Oct. 24, 2012 – Rep. Barney Frank, D-Mass., ranking member of the House Financial Services Committee, wants federal and state officials to reconsider their decisions to prosecute financial institutions for misdeeds of smaller institutions they acquired during the financial crisis at the behest of federal regulators.
He noted particularly the federal-state task force going after J.P. Morgan Chase for potentially criminal acts by Bear Stearns before it was acquired by the larger bank in March 2008.
Frank chaired the House Financial Services committee at the time of that acquisition. In a statement Monday, he noted that J.P. Morgan Chase took on Bear Stearns at the strong urging of the Federal Reserve and the Secretary of the Treasury during the Bush administration.

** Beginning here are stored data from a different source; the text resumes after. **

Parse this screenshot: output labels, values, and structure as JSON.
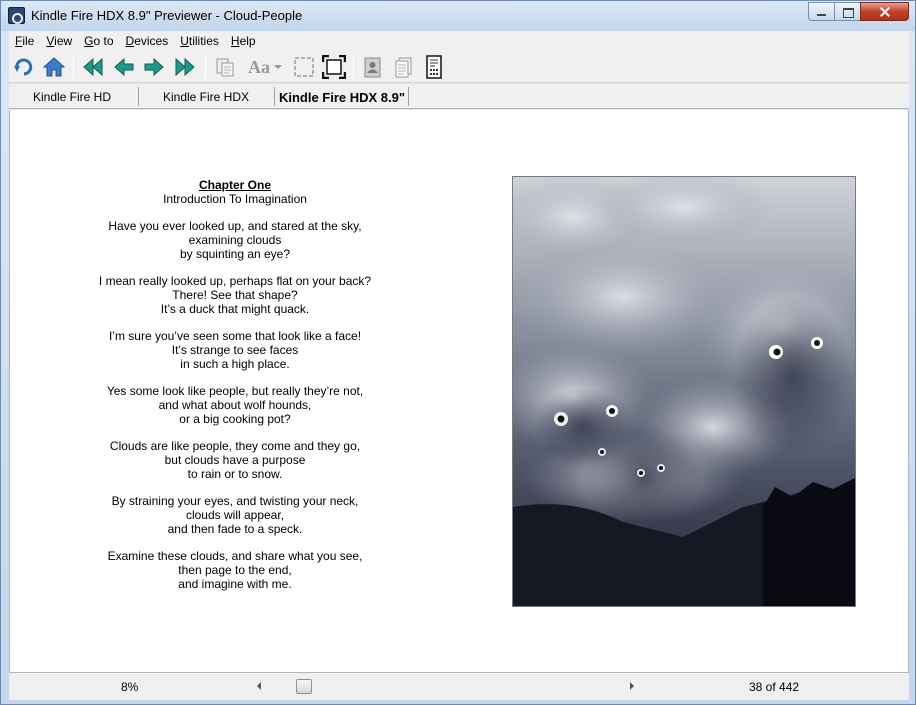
{
  "window": {
    "title": "Kindle Fire HDX 8.9\" Previewer - Cloud-People"
  },
  "menu": {
    "items": [
      {
        "accel": "F",
        "rest": "ile"
      },
      {
        "accel": "V",
        "rest": "iew"
      },
      {
        "accel": "G",
        "rest": "o to"
      },
      {
        "accel": "D",
        "rest": "evices"
      },
      {
        "accel": "U",
        "rest": "tilities"
      },
      {
        "accel": "H",
        "rest": "elp"
      }
    ]
  },
  "toolbar": {
    "icons": [
      "back-icon",
      "home-icon",
      "first-page-icon",
      "previous-page-icon",
      "next-page-icon",
      "last-page-icon",
      "copy-icon",
      "font-size-icon",
      "fit-screen-icon",
      "full-screen-icon",
      "book-cover-icon",
      "page-icon",
      "device-info-icon"
    ],
    "font_label": "Aa"
  },
  "tabs": {
    "items": [
      "Kindle Fire HD",
      "Kindle Fire HDX",
      "Kindle Fire HDX 8.9\""
    ],
    "active_index": 2
  },
  "book": {
    "chapter_title": "Chapter One",
    "subtitle": "Introduction To Imagination",
    "stanzas": [
      [
        "Have you ever looked up, and stared at the sky,",
        "examining clouds",
        "by squinting an eye?"
      ],
      [
        "I mean really looked up, perhaps flat on your back?",
        "There! See that shape?",
        "It’s a duck that might quack."
      ],
      [
        "I’m sure you’ve seen some that look like a face!",
        "It’s strange to see faces",
        "in such a high place."
      ],
      [
        "Yes some look like people, but really they’re not,",
        "and what about wolf hounds,",
        "or a big cooking pot?"
      ],
      [
        "Clouds are like people, they come and they go,",
        "but clouds have a purpose",
        "to rain or to snow."
      ],
      [
        "By straining your eyes, and twisting your neck,",
        "clouds will appear,",
        "and then fade to a speck."
      ],
      [
        "Examine these clouds, and share what you see,",
        "then page to the end,",
        "and imagine with me."
      ]
    ]
  },
  "status": {
    "progress": "8%",
    "scroll_position": 0.08,
    "page_count": "38 of 442"
  }
}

“The Federal officials involved believed that the failure of Bear Stearns would have terribly negative consequences for the economy, and they urged J.P. Morgan Chase to do a good deed by taking over an institution which, I believe, the bank would never have sought to acquire absent that urging,” Frank wrote. “The decision now to prosecute J.P. Morgan Chase because of activities undertaken by Bear Stearns before the takeover unfortunately fits the description of allowing no good deed to go unpunished.”
He said a similar rationale applies to Bank of America, “which undertook a takeover of Merrill Lynch in part because federal official[s] urged it to do so.”